At the start of Ruben Östlund’s The Square, arrogant Stockholm museum curator Christian (Claes Bang) is preparing to unveil a new installation pinned on a large neon square that the artist has placed in the concrete outside the museum. The Square “is a sanctuary of trust and caring. Within it we all share equal rights and obligations.” Three guesses as to what this movie is about. For the most part, Christian is a hypocritical, arrogant ass; he mistreats women and his subordinates, is immediately suspicious of the poor or the non-white, and is generally dismissive of anyone who can’t give him something he wants. He’s not the only one either: Anne (Elizabeth Moss), a journalist whom he casually sleeps with and then discards, and another artist, Julian (Dominic West), are both just as self-serving.
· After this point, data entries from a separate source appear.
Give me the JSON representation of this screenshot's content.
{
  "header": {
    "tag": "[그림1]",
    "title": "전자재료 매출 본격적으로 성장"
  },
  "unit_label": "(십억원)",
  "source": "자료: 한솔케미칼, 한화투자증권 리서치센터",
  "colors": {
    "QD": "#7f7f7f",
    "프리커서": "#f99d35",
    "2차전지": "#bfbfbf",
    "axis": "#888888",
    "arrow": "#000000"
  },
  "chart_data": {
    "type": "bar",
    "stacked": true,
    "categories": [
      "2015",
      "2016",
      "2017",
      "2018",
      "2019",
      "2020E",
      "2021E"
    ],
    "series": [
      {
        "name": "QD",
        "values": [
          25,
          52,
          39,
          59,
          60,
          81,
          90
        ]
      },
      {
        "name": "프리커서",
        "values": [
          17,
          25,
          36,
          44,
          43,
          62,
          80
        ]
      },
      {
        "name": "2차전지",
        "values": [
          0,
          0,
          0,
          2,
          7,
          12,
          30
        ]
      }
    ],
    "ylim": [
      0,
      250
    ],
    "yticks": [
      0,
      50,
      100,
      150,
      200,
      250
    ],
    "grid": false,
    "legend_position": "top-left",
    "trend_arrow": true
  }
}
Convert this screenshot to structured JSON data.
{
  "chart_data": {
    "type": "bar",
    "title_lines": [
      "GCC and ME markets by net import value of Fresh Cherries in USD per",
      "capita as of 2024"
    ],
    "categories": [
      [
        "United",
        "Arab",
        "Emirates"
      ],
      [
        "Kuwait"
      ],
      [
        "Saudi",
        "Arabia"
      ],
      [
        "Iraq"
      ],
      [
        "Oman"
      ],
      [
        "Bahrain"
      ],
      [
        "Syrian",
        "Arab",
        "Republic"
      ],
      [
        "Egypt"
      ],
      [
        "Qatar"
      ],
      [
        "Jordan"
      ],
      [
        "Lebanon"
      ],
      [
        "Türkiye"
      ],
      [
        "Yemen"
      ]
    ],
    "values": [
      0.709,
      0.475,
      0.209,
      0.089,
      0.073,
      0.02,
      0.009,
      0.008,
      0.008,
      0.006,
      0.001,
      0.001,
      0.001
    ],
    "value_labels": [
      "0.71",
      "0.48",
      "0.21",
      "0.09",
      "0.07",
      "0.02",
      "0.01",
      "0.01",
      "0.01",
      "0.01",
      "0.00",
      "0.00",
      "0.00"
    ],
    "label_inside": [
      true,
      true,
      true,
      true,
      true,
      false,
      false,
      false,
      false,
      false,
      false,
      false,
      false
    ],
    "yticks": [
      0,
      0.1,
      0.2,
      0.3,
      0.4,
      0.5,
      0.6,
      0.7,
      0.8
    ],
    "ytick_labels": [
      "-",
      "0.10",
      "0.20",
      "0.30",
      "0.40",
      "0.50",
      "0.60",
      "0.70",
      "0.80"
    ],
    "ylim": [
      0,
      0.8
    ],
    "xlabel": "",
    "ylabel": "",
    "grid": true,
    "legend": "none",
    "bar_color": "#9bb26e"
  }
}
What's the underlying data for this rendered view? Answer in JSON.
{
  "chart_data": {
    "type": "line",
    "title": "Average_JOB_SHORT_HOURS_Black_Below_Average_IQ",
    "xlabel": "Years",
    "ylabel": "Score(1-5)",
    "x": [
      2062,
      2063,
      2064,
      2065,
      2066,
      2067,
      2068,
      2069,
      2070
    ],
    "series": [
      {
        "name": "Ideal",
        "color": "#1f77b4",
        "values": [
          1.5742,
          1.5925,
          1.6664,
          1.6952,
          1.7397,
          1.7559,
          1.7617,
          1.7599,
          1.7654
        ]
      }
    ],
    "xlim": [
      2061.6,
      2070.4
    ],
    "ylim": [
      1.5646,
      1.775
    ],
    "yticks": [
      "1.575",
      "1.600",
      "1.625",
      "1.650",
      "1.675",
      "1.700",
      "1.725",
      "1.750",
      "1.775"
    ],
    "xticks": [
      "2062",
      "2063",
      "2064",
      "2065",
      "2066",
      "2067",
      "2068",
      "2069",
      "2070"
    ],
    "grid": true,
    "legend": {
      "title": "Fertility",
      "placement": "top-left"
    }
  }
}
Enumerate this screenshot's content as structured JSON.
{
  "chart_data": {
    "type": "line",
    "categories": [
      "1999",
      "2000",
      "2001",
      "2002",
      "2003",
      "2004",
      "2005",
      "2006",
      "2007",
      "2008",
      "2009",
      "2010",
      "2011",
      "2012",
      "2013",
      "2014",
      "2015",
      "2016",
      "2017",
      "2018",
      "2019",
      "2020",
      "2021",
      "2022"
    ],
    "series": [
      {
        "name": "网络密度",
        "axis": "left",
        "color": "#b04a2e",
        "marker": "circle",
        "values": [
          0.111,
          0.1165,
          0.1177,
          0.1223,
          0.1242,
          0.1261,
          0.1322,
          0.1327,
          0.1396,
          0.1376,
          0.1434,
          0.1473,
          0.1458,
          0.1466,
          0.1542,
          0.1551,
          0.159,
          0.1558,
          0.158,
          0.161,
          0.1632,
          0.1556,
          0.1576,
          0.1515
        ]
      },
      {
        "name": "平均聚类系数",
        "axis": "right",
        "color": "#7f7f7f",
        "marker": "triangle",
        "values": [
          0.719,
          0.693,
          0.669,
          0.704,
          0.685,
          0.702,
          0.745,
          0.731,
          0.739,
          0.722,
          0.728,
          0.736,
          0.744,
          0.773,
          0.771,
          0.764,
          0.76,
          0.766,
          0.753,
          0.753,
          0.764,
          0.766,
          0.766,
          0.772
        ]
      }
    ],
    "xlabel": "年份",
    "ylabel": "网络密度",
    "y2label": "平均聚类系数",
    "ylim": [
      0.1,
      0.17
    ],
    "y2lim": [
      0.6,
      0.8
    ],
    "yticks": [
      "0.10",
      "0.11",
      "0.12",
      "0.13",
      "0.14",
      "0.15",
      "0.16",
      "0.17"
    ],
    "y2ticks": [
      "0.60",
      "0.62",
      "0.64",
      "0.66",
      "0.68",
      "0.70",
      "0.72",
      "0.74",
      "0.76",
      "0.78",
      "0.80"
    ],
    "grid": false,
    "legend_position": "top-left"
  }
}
What we see of the museum’s installations are an often hilarious but very on-the-nose parody of ineffectual conceptual art, like a bunch of piles of dirt sitting on the floor in an otherwise empty room that you aren’t allowed to take pictures in. Even the patrons are more interested in a buffet at an event than the work being feted or any of its ideas.

And so what you’ve got is a heavy-handed, sort of clumsy commentary on inclusive spaces, unexamined privilege, and performative allyship that’s about people who make and promote heavy-handed, sort of clumsy art about inclusive spaces, unexamined privilege, and performative allyship — rather than confronting their own hypocrisies. And that’s fine enough: The Square is often very funny, it gets a lot of mileage out of its alleged timeliness, and, despite lacking almost any ambiguity whatsoever, it’s quite sharp with its barbs. A centerpiece scene, in which an actor, Oleg (Terry Notary), acts like a very aggressive ape and antagonizes the crowd at a fundraising gala, escalates from simple discomfort to sheer terror just as you’ve decided you’ve got the point of the scene — a gambit the film pulls off more than once. The Square feels spontaneous even when it’s most absurdly schematic, and during the many scenes in which characters explain it all to you.


Published as part of New York Film Festival 2017 | Dispatch 5.